Instructor Student Education

'Brian Griffin' a 3

'Brian Griffin' b 2

'Brian Griffin' c 3

'Brian Griffin' d 3

'Brian Griffin' e 3

'Brian Griffin' f 3

'Brian Griffin' g 4

'Brian Griffin' h 5

'Brian Griffin' i 3

'Brian Griffin' j 4

'Brian Griffin' k 3

'Brian Griffin' l 2

'Stewie Griffin' m 4

'Stewie Griffin' n 5

'Stewie Griffin' o 4

'Stewie Griffin' p 4

'Stewie Griffin' q 4

'Stewie Griffin' r 4

'Stewie Griffin' s 3

'Stewie Griffin' t 5

'Stewie Griffin' u 4

'Stewie Griffin' v 4

'Stewie Griffin' w 3

'Stewie Griffin' x 2

'Meg Griffin' y 3

'Meg Griffin' z 4

'Meg Griffin' aa 3

'Meg Griffin' ab 3

'Meg Griffin' ac 3

'Meg Griffin' ad 2

'Meg Griffin' ae 3

'Meg Griffin' af 4

'Meg Griffin' ag 2

'Meg Griffin' ah 3

'Meg Griffin' ai 2

'Meg Griffin' aj 1

For each of the following, answer the question, and ** show
the output from the analyses you used to answer the question**.
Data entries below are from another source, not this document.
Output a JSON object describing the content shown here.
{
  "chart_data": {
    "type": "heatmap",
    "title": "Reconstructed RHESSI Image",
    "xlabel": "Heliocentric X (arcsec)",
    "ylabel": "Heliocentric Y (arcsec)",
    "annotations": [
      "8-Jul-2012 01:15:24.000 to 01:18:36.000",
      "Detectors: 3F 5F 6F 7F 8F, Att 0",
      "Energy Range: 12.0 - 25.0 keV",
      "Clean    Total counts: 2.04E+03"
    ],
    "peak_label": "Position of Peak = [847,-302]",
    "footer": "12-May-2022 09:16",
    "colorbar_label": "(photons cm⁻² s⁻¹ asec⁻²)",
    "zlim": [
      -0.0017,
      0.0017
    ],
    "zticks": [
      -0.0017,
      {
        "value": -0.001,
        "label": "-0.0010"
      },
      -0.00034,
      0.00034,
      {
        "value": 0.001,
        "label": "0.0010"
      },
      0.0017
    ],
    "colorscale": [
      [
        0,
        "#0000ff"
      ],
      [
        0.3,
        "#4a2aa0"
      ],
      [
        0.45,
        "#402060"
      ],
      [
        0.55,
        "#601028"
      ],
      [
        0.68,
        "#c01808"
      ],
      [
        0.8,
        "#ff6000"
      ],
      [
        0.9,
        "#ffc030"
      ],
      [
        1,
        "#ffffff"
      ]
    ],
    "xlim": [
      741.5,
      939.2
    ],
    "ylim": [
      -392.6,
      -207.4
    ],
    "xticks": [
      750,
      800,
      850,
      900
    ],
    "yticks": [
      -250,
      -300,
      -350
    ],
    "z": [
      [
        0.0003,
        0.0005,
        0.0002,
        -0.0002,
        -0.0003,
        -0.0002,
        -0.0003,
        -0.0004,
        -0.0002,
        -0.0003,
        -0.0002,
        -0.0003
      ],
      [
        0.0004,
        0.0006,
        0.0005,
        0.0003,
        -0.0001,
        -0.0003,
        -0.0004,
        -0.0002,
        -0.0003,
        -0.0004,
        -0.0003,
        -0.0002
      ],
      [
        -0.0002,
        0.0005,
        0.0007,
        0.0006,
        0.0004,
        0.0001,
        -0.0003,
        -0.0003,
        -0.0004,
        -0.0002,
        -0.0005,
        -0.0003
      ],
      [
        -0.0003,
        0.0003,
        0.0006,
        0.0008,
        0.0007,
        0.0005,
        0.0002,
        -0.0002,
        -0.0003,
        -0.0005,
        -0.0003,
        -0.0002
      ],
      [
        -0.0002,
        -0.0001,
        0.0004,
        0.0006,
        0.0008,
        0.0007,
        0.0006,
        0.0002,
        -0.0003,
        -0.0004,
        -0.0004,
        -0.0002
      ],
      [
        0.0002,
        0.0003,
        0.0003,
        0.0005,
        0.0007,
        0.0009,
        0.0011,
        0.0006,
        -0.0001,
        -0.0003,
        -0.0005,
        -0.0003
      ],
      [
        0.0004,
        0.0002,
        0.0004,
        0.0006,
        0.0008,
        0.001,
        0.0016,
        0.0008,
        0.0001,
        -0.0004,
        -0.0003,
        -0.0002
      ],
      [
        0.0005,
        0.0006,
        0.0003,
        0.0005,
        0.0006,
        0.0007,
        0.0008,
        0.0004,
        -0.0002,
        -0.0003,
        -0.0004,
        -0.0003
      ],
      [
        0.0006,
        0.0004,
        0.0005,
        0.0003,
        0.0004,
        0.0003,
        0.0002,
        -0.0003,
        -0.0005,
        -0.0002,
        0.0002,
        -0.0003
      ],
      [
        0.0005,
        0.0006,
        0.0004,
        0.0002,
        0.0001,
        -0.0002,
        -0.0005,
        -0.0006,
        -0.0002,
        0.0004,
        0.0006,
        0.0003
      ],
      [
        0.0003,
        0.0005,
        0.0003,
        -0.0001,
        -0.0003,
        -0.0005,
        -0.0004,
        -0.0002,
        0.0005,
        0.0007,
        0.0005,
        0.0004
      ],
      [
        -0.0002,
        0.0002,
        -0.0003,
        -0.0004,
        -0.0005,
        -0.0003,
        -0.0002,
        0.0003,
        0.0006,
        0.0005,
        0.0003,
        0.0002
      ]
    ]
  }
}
What was the median education level for each instructor’s class? (Be sure to report the education level, not just the numeric code!)

Are the distributions of education levels for all** **instructors
reasonably similar shape and spread?

Based on your previous answer, what is the null hypothesis for
the Kruskal–Wallis test?

According to the Kruskal–Wallis test, is there a difference in the education level of students among the instructors?

Looking at the post-hoc analysis, which classes education levels are different from which others? Who had the statistically highest education level?

Plot Brian, Stewie, and Meg’s data in a way that helps you visualize the data. Do the results reflect what you would expect from looking at the plot? How would you summarize the results of the descriptive statistics and tests?